Left wing to Biden: Keep industry captains off transition team


Four dozen liberal groups are pressuring Joe Biden to publicly commit to not appointing certain people with recent private sector industry experience to his transition team or his administration to avoid "conflicts of interest," according to a letter sent to the Biden campaign Wednesday and obtained by POLITICO.

Signed by left-wing grassroots and policy-focused organizations such as Indivisible, the Working Families Party, Demand Progress and the Revolving Door Project, the letter calls for the Biden team to reject “any individual to a senior policy role in an agency or department with authority over any industry in which that individual held a senior position or served in an advisory capacity within the last five years.” That standard should apply to the transition team as well, they wrote.

The letter is an opening salvo in what's expected to be a sustained campaign by the left to shape a potential Biden administration. But after Bernie Sanders and Elizabeth Warren lost the presidential primary, it’s unclear how much leverage these groups have with Biden’s team.

The Biden campaign declined to comment on the letter’s demands which would likely block scores of Democrats from the transition and a potential Biden administration.

Biden’s team has been doing a delicate dance with the left as he tries to unite the party without alienating moderate voters. He has moved left on several policy issues but also pushed back on proposals such as defunding police. Biden’s vice presidential selection, expected next week, is another test of how much clout some of these groups have.


The left in many ways is replicating its efforts from 2016. Many of the letter’s signees sent a similar missive to Hillary Clinton's transition team. The Sanders-blessed organization Our Revolution was created with the expectation that it would focus on trying to influence a Clinton administration.

Warren was aggressive in lobbying the Clinton transition on personnel, particularly on issues involving ethics and ties to private industry. Warren, who is under consideration to be vice president, did not respond for comment when asked whether she supports the current letter. A top Warren adviser, Julie Siegel, is serving on Biden's transition team.

Progressives started to focus on transition personnel after 2008, when they felt Barack Obama hired too many people with close ties to industry and Wall Street.
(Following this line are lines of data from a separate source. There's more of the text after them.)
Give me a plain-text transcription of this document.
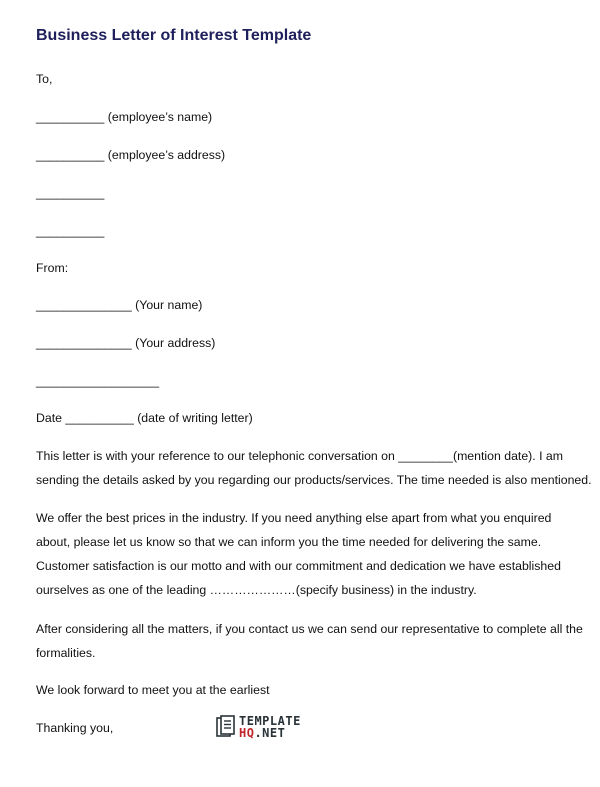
Business Letter of Interest Template
To,
__________ (employee’s name)
__________ (employee’s address)
__________
__________
From:
______________ (Your name)
______________ (Your address)
__________________
Date __________ (date of writing letter)
This letter is with your reference to our telephonic conversation on ________(mention date). I am
sending the details asked by you regarding our products/services. The time needed is also mentioned.
We offer the best prices in the industry. If you need anything else apart from what you enquired
about, please let us know so that we can inform you the time needed for delivering the same.
Customer satisfaction is our motto and with our commitment and dedication we have established
ourselves as one of the leading …………………(specify business) in the industry.
After considering all the matters, if you contact us we can send our representative to complete all the
formalities.
We look forward to meet you at the earliest
Thanking you,	TEMPLATE
HQ.NET
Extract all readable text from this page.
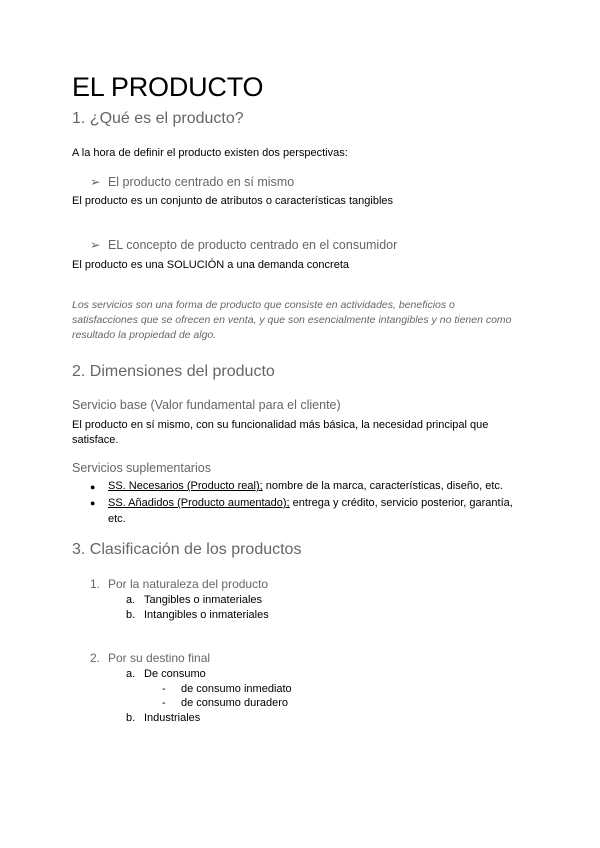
EL PRODUCTO
1. ¿Qué es el producto?
A la hora de definir el producto existen dos perspectivas:
➢ El producto centrado en sí mismo
El producto es un conjunto de atributos o características tangibles
➢ EL concepto de producto centrado en el consumidor
El producto es una SOLUCIÓN a una demanda concreta
Los servicios son una forma de producto que consiste en actividades, beneficios o satisfacciones que se ofrecen en venta, y que son esencialmente intangibles y no tienen como resultado la propiedad de algo.
2. Dimensiones del producto
Servicio base (Valor fundamental para el cliente)
El producto en sí mismo, con su funcionalidad más básica, la necesidad principal que satisface.
Servicios suplementarios
● SS. Necesarios (Producto real); nombre de la marca, características, diseño, etc.
● SS. Añadidos (Producto aumentado); entrega y crédito, servicio posterior, garantía, etc.
3. Clasificación de los productos
1. Por la naturaleza del producto
a. Tangibles o inmateriales
b. Intangibles o inmateriales
2. Por su destino final
a. De consumo
- de consumo inmediato
- de consumo duradero
b. Industriales
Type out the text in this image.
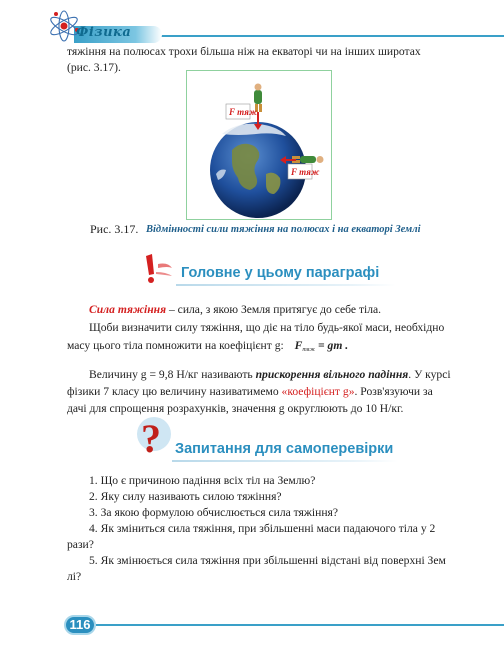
Фізика
тяжіння на полюсах трохи більша ніж на екваторі чи на інших широтах
(рис. 3.17).
F тяж
F тяж
Рис. 3.17. Відмінності сили тяжіння на полюсах і на екваторі Землі
Головне у цьому параграфі
Сила тяжіння – сила, з якою Земля притягує до себе тіла.
Щоби визначити силу тяжіння, що діє на тіло будь-якої маси, необхідно
масу цього тіла помножити на коефіцієнт g: Fтяж = gm .
Величину g = 9,8 Н/кг називають прискорення вільного падіння. У курсі
фізики 7 класу цю величину називатимемо «коефіцієнт g». Розв'язуючи за
дачі для спрощення розрахунків, значення g округлюють до 10 Н/кг.
? Запитання для самоперевірки
1. Що є причиною падіння всіх тіл на Землю?
2. Яку силу називають силою тяжіння?
3. За якою формулою обчислюється сила тяжіння?
4. Як зміниться сила тяжіння, при збільшенні маси падаючого тіла у 2
рази?
5. Як змінюється сила тяжіння при збільшенні відстані від поверхні Зем
лі?
116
“Too often, the teams crafting incoming administrations have been stacked with figures who work for corporate interests, undermining the frameworks that make way for collective prosperity,” the signees wrote. “Unsurprisingly, the resultant administrations overwhelmingly reflect this inherent conflict of interest.”

Some on the left were heartened when Biden appointed former Delaware senator and longtime Biden adviser Ted Kaufman to head the transition effort given his tough-on-Wall Street approach during the Great Recession. Last month, Kaufman released a statement that the transition’s core values included a “diversity of ideology and background,” “transparency” and “the highest ethical standards to serve the American people and not special interests.”

The signees also sent the letter to the Trump campaign. Spokesperson Courtney Parella did not did not address its demands but argued that “Biden has been the king of corruption for years with his family cashing in on his positions in public office,” pointing to his son Hunter and brother James. “If Joe Biden were in the White House, it would be more of the same corruption we have seen for decades.”

The letter’s signees, however, argued that Trump had exacerbated Washington corruption despite promises to "drain the swamp."

“Throughout the last four years, the public has been subjected to a never ending parade of conflicted appointees who have enthusiastically set about rolling back the regulations that once restrained their former (and likely future) employers' most destructive impulses,” they wrote. “While corporate interests benefit from this regime, the American public suffers.”